Brought aboard the project to turn a simple prop test into a genuine story, Chris brought his own experience from penning both series of Jack Steel as well as being lead writer on the forthcoming Ravenskil Chronicles audio drama. Arms Race proved a different challenge altogether, working within the restrictions of the subject matter imposed by the props, although the production design went hand-in-hand with the script, soon requiring additional items, costumes and a convincing war trench to be brought to life. As the story came together the production team began to assemble.

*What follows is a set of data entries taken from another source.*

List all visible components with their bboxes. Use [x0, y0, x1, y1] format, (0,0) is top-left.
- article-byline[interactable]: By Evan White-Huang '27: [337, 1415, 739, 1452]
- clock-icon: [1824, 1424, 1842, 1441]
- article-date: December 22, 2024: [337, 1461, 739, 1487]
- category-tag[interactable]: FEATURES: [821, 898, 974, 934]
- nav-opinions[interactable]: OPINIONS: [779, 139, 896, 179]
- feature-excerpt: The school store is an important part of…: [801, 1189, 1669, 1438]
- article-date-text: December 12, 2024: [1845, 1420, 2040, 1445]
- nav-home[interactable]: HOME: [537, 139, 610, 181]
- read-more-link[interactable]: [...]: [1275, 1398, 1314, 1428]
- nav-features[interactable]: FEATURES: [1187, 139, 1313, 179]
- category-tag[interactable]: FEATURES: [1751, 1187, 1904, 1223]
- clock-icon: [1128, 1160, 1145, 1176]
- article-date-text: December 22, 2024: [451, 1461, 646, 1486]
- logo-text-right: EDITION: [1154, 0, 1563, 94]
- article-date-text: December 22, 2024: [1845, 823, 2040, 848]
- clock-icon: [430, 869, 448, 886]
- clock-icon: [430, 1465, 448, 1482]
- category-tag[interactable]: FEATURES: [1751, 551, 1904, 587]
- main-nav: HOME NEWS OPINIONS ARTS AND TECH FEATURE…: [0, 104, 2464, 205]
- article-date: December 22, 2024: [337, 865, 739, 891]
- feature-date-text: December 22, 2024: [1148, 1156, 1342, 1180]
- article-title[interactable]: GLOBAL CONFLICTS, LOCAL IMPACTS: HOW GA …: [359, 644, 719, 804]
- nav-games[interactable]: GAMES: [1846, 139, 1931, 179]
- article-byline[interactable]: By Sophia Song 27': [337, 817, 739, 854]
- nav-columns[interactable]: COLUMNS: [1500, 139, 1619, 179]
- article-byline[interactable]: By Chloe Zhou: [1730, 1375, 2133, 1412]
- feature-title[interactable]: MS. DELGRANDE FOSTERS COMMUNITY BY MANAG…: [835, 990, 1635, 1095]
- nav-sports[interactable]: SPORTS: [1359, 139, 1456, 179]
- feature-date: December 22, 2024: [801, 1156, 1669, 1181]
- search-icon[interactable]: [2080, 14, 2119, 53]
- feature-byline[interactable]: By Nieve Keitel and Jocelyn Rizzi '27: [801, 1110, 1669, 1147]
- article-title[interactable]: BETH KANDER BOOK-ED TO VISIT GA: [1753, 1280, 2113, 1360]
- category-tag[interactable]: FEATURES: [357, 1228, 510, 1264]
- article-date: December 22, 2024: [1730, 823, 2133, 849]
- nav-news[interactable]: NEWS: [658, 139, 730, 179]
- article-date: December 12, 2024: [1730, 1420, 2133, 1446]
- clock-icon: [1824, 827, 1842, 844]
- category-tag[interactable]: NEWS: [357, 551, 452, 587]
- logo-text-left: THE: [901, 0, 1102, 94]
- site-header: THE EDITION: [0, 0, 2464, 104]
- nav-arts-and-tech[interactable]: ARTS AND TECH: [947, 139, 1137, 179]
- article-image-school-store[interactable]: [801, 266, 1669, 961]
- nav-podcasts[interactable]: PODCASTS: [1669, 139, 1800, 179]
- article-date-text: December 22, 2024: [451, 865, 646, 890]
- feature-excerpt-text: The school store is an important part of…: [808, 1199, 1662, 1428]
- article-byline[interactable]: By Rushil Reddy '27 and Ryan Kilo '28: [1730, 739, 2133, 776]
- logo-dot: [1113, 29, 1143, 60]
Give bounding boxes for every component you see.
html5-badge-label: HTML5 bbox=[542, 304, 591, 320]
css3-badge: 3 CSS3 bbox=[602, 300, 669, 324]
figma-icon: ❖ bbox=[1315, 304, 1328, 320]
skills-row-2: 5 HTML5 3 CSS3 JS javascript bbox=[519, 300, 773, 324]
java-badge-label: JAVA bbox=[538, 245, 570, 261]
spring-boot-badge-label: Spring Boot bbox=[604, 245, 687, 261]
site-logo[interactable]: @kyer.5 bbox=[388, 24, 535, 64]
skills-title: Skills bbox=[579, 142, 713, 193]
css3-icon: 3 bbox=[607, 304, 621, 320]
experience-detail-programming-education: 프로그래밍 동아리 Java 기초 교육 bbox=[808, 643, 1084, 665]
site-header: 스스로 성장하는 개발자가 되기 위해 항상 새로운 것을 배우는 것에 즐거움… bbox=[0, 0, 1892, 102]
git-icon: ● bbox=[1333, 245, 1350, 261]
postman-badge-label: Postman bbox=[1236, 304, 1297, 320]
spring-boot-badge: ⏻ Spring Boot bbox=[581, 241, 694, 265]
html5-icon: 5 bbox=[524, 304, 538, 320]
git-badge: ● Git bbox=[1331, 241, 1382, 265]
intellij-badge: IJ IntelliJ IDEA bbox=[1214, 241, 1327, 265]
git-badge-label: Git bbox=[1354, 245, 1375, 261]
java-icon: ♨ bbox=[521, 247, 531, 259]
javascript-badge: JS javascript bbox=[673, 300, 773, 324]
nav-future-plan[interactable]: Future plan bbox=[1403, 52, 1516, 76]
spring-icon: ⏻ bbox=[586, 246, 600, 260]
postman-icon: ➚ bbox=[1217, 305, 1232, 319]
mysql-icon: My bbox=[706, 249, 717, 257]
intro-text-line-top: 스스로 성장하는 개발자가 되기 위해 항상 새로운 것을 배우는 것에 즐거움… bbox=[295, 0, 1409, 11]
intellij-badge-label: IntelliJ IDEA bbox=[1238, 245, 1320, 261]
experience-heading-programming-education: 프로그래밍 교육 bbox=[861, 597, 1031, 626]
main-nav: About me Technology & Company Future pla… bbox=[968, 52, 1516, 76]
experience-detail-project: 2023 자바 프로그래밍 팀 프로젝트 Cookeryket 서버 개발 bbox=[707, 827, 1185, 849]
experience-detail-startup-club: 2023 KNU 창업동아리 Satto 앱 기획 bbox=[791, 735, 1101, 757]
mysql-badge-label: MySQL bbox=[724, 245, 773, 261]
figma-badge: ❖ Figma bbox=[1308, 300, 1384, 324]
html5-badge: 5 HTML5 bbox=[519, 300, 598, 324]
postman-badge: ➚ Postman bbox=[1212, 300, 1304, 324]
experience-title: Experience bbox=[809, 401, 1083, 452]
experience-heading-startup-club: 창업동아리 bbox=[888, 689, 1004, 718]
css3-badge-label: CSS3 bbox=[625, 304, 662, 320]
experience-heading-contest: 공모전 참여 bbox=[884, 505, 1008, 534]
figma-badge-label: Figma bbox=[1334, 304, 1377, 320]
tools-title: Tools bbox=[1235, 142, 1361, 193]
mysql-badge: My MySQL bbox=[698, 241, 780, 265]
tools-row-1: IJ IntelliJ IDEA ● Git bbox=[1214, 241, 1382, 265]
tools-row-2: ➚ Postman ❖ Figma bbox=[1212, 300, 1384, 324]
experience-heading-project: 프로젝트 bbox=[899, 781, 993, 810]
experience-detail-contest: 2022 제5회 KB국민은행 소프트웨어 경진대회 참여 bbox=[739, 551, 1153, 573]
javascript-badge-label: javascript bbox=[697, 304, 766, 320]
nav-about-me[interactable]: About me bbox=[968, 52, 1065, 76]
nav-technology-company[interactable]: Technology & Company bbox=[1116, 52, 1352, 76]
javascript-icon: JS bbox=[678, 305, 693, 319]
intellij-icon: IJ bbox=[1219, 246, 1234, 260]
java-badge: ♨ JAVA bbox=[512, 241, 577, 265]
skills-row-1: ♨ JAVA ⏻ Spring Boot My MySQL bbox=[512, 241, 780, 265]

The cameraman and post guy – Simon Jones

Simon was originally brought on as the visual effects supervisor, having cut his teeth and on various super-low budget projects, as the trickier aspects of the script became increasingly apparent. At some point during pre-production and largely without him realising, Simon was upgraded to director of photography (he insists that ‘main cameraman’ is a more accurate term in this case), such that on the day of the shoot he was the man in charge of lensing all the action. Once Arms Race entered post-production Simon took on multiple roles, first editing the film, then creating the visual effects, editing the sound and, finally, grading the finished product. A source close to the production states that Simon was last seen throwing a computer out of a second storey window while shouting “keyframe this!”

We’ll be taking a look at some more of Arms Race’s crew next time. Being a volunteer production the film could not have been made without the support and hard work of all involved. In future blog posts we’ll also be shining a light on the shoot itself as well as the lengthy post-production period.